The sum of three consecutive integers is

−99. Find the three integers.

n-1 + n + n+1 = -99

3 n =-99
n = -33

-34 -33 -32

Let's assume the first integer is x.

The second consecutive integer would be x + 1.
And the third consecutive integer would be x + 2.

According to the given information, the sum of these three consecutive integers is -99.

So, we can write the equation as:
x + (x + 1) + (x + 2) = -99

Now, let's solve the equation to find the value of x.
Combining like terms, we have:
3x + 3 = -99

Subtracting 3 from both sides:
3x = -102

Dividing both sides by 3:
x = -34

So, the first integer is -34.
The second consecutive integer is -34 + 1 = -33.
The third consecutive integer is -34 + 2 = -32.

Therefore, the three integers are -34, -33, and -32.

To find the three consecutive integers, we can use the formula for the sum of an arithmetic sequence.

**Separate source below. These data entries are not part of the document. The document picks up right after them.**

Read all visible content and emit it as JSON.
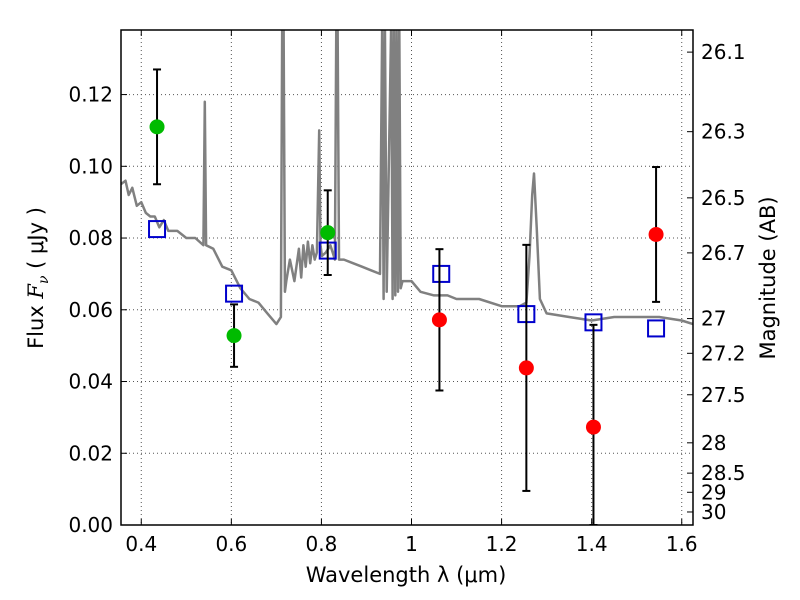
{
  "chart_data": {
    "type": "scatter",
    "xlabel": "Wavelength  λ (μm)",
    "ylabel": "Flux  F_ν  ( μJy )",
    "ylabel_parts": {
      "prefix": "Flux ",
      "symbol": "F",
      "subscript": "ν",
      "unit": " ( μJy )"
    },
    "y2label": "Magnitude (AB)",
    "xlim": [
      0.355,
      1.625
    ],
    "ylim": [
      0.0,
      0.138
    ],
    "grid": true,
    "x_ticks": [
      0.4,
      0.6,
      0.8,
      1.0,
      1.2,
      1.4,
      1.6
    ],
    "x_tick_labels": [
      "0.4",
      "0.6",
      "0.8",
      "1",
      "1.2",
      "1.4",
      "1.6"
    ],
    "y_ticks": [
      0.0,
      0.02,
      0.04,
      0.06,
      0.08,
      0.1,
      0.12
    ],
    "y_tick_labels": [
      "0.00",
      "0.02",
      "0.04",
      "0.06",
      "0.08",
      "0.10",
      "0.12"
    ],
    "y2_ticks": [
      {
        "label": "26.1",
        "value": 26.1
      },
      {
        "label": "26.3",
        "value": 26.3
      },
      {
        "label": "26.5",
        "value": 26.5
      },
      {
        "label": "26.7",
        "value": 26.7
      },
      {
        "label": "27",
        "value": 27.0
      },
      {
        "label": "27.2",
        "value": 27.2
      },
      {
        "label": "27.5",
        "value": 27.5
      },
      {
        "label": "28",
        "value": 28.0
      },
      {
        "label": "28.5",
        "value": 28.5
      },
      {
        "label": "29",
        "value": 29.0
      },
      {
        "label": "30",
        "value": 30.0
      }
    ],
    "colors": {
      "green_points": "#00bb00",
      "red_points": "#ff0000",
      "model_squares": "#0000cc",
      "spectrum": "#808080",
      "error_bars": "#000000",
      "grid": "#555555"
    },
    "green_points": [
      {
        "x": 0.435,
        "y": 0.111,
        "err": 0.016
      },
      {
        "x": 0.606,
        "y": 0.0528,
        "err": 0.0087
      },
      {
        "x": 0.814,
        "y": 0.0815,
        "err": 0.0118
      }
    ],
    "red_points": [
      {
        "x": 1.062,
        "y": 0.0572,
        "err": 0.0197
      },
      {
        "x": 1.255,
        "y": 0.0438,
        "err": 0.0343
      },
      {
        "x": 1.404,
        "y": 0.0273,
        "err": 0.0285
      },
      {
        "x": 1.543,
        "y": 0.081,
        "err": 0.0188
      }
    ],
    "model_squares": [
      {
        "x": 0.435,
        "y": 0.0825
      },
      {
        "x": 0.606,
        "y": 0.0645
      },
      {
        "x": 0.814,
        "y": 0.0765
      },
      {
        "x": 1.066,
        "y": 0.07
      },
      {
        "x": 1.255,
        "y": 0.0588
      },
      {
        "x": 1.404,
        "y": 0.0565
      },
      {
        "x": 1.543,
        "y": 0.0548
      }
    ],
    "spectrum": {
      "x": [
        0.355,
        0.365,
        0.372,
        0.38,
        0.39,
        0.4,
        0.41,
        0.42,
        0.43,
        0.44,
        0.45,
        0.46,
        0.48,
        0.5,
        0.52,
        0.538,
        0.541,
        0.544,
        0.56,
        0.58,
        0.6,
        0.62,
        0.64,
        0.66,
        0.68,
        0.7,
        0.71,
        0.713,
        0.716,
        0.719,
        0.722,
        0.73,
        0.74,
        0.75,
        0.755,
        0.76,
        0.765,
        0.77,
        0.775,
        0.78,
        0.785,
        0.79,
        0.795,
        0.798,
        0.801,
        0.81,
        0.82,
        0.83,
        0.833,
        0.836,
        0.839,
        0.85,
        0.87,
        0.89,
        0.91,
        0.93,
        0.935,
        0.938,
        0.941,
        0.945,
        0.955,
        0.958,
        0.961,
        0.964,
        0.967,
        0.97,
        0.973,
        0.976,
        0.98,
        1.0,
        1.02,
        1.05,
        1.08,
        1.1,
        1.15,
        1.2,
        1.24,
        1.255,
        1.262,
        1.268,
        1.272,
        1.278,
        1.285,
        1.3,
        1.35,
        1.4,
        1.45,
        1.5,
        1.55,
        1.6,
        1.625
      ],
      "y": [
        0.095,
        0.096,
        0.092,
        0.094,
        0.089,
        0.09,
        0.087,
        0.086,
        0.086,
        0.083,
        0.085,
        0.082,
        0.082,
        0.08,
        0.08,
        0.078,
        0.118,
        0.078,
        0.077,
        0.072,
        0.071,
        0.066,
        0.063,
        0.062,
        0.059,
        0.056,
        0.058,
        0.14,
        0.14,
        0.065,
        0.068,
        0.074,
        0.068,
        0.077,
        0.069,
        0.078,
        0.072,
        0.079,
        0.073,
        0.078,
        0.074,
        0.076,
        0.11,
        0.078,
        0.075,
        0.076,
        0.078,
        0.074,
        0.14,
        0.14,
        0.074,
        0.074,
        0.073,
        0.072,
        0.071,
        0.07,
        0.14,
        0.063,
        0.14,
        0.065,
        0.14,
        0.063,
        0.14,
        0.064,
        0.14,
        0.065,
        0.14,
        0.066,
        0.068,
        0.068,
        0.065,
        0.064,
        0.064,
        0.063,
        0.063,
        0.061,
        0.061,
        0.062,
        0.075,
        0.092,
        0.098,
        0.083,
        0.063,
        0.059,
        0.058,
        0.057,
        0.058,
        0.058,
        0.058,
        0.057,
        0.056
      ]
    }
  }
}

The formula states that the sum of an arithmetic sequence can be found by taking the average of the first and last terms, and multiplying it by the number of terms.

Let's represent the first consecutive integer as x. The next two consecutive integers would be (x + 1) and (x + 2).

According to the problem, the sum of these three consecutive integers is -99. Therefore, we can write the equation:

x + (x + 1) + (x + 2) = -99

Now, we can solve this equation for x to find the value of the first integer:

3x + 3 = -99

Subtract 3 from both sides:

3x = -102

Divide by 3:

x = -34

So, the first integer is -34. The next two consecutive integers would be -34 + 1 = -33 and -34 + 2 = -32.

Therefore, the three consecutive integers are -34, -33, and -32.